Re: linux-kernel-digest V1 #2824 (was: elevator)

Nathan Hand (nathanh@wookie.chirp.com.au)
Mon, 16 Nov 1998 14:30:36 +1100 (EST)


On Sun, 15 Nov 1998, Jeffrey B. Siegal wrote:

> >On Fri, 13 Nov 1998, Jeffrey B. Siegal wrote:
> >
> >> I vaguely recall reading in some operating system book that
> >> this is modified version of the elevator algorithm
> >> meant increase fairness. Otherwise, the access to block 5
> >> might be delayed a *long* time if lots of high-value
> >> blocks are requested.
> >
> >But it will never be starved. I do not have hard figures, but I'd
> >make an educated guess that the modification Philip proposed will
> >be beneficial more often than not.
>
> That depends on how you define benefit.
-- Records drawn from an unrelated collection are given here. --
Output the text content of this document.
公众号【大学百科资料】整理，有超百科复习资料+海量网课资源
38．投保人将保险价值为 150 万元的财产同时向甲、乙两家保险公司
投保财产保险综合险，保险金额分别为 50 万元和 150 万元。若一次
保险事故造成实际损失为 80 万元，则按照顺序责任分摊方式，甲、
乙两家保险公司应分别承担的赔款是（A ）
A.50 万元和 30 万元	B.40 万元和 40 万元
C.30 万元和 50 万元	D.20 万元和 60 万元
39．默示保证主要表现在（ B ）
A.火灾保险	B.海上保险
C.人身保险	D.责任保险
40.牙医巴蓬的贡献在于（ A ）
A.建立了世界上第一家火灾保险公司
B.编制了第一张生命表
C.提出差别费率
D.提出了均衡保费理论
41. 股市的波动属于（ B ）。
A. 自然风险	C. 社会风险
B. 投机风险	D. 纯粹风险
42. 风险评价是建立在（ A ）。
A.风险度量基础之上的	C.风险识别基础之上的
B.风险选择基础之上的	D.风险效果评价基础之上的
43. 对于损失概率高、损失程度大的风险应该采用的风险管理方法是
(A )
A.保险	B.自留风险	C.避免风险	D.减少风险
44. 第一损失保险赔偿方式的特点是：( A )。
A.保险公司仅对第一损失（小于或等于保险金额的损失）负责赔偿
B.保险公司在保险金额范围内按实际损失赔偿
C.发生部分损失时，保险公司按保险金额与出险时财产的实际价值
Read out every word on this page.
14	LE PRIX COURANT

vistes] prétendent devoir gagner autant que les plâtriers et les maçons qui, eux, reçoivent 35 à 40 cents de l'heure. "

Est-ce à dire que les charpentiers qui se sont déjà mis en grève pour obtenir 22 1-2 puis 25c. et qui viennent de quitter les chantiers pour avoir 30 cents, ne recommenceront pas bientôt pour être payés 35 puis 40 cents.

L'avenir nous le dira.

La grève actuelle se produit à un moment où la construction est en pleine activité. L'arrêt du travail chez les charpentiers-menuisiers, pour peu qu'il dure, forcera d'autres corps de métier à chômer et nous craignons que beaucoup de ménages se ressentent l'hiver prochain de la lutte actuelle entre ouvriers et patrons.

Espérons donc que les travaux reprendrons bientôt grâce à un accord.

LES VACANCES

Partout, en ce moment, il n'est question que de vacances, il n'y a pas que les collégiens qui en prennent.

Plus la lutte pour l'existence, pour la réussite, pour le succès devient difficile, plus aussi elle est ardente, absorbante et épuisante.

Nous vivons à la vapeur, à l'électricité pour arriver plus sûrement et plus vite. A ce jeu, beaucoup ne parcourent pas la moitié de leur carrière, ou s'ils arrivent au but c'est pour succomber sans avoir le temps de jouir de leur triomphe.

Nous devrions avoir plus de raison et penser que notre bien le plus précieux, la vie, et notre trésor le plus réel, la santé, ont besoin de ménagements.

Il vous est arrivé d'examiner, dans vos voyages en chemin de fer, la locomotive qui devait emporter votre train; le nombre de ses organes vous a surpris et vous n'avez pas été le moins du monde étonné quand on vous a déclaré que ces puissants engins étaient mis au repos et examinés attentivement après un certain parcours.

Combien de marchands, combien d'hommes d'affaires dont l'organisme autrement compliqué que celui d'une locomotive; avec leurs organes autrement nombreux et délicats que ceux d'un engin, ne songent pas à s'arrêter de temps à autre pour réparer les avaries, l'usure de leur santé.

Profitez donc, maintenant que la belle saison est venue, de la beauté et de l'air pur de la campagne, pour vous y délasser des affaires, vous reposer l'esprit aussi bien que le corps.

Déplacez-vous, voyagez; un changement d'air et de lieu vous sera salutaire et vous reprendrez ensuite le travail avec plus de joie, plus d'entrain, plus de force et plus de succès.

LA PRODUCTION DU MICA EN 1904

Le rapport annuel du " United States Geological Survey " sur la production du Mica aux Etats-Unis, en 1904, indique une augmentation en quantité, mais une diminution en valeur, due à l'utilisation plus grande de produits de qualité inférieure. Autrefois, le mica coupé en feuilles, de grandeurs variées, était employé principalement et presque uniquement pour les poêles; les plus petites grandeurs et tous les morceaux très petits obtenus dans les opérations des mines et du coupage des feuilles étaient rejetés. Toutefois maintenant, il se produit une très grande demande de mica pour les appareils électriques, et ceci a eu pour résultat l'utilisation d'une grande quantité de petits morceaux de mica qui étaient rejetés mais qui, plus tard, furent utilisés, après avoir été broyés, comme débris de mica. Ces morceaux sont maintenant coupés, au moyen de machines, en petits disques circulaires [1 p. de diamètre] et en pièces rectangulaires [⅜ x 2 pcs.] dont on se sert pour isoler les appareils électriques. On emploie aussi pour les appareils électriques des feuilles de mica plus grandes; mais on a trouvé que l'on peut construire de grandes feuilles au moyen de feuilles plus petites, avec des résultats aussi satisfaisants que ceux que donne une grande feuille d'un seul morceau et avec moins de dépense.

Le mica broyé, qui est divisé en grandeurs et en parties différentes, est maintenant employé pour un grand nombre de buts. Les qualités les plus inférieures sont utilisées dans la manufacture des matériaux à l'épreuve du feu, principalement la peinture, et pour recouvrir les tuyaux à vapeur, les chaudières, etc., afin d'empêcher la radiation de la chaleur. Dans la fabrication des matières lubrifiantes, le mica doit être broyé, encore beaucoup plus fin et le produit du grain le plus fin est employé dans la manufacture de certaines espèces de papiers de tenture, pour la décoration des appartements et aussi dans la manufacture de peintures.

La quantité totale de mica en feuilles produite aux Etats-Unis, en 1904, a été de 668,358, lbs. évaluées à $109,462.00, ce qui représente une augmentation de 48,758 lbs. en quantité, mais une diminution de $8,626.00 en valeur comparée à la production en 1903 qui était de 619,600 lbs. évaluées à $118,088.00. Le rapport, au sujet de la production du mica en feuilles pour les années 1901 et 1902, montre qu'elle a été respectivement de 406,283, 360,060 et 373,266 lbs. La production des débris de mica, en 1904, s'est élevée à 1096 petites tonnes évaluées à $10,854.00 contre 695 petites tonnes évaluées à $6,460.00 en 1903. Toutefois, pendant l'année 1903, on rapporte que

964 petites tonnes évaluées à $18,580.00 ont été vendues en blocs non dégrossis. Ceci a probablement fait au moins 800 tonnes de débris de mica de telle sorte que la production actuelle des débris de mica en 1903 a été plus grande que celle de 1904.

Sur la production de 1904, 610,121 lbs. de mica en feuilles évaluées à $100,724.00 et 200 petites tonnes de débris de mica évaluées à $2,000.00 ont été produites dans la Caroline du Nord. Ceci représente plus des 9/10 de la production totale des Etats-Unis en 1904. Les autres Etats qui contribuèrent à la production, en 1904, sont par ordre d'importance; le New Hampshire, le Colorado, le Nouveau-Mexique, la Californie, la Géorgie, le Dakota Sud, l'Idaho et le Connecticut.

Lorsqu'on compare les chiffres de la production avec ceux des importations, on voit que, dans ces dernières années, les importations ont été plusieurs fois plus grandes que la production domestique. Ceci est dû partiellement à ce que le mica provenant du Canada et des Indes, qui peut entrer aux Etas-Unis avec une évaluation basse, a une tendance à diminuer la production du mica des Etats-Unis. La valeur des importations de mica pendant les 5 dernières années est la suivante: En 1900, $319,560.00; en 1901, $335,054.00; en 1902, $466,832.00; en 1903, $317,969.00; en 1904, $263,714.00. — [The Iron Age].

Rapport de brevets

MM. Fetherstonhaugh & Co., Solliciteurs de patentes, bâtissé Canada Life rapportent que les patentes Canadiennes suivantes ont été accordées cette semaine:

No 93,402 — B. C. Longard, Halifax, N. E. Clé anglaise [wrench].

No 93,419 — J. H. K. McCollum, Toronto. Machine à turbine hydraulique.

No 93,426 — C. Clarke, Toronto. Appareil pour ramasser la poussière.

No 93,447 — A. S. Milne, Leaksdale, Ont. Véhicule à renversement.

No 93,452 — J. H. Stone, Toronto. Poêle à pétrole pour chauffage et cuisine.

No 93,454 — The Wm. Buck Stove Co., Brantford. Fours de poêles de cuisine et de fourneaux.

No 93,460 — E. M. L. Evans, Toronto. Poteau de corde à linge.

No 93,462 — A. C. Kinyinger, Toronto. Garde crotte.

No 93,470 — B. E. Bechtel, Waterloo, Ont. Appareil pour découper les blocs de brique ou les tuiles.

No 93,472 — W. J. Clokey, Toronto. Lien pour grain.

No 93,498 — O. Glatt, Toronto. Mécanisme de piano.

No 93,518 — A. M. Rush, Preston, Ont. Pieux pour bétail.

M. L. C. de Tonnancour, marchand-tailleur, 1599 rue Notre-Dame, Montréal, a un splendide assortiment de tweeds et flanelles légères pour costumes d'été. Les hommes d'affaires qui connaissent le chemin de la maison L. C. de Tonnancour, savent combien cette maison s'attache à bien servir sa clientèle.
It will decreae the mean
> service time, but increase the service time variance. Is that
> beneficial? It depends.

I saw it as increasing the worst case time, but decreasing the time
required to service all requests. My guess was that this works well
for single user systems, where you would prefer to reduce the start
time for applications by favouring contiguous reads.

> Also, adding accesses to the current pass will bias accesses such those
> at the end of the disk will be serviced faster than those at the
> beginning. This is similar to the one-way vs. two-way elevator issue
> discussed by others.

No, it biasses equally for both start and end sectors. You can view
the one-way elevator algorithm like a circle. There's no concept of
start or end sector if you consider it this way. The return seek is
not important: end sectors are affected by that time delay also.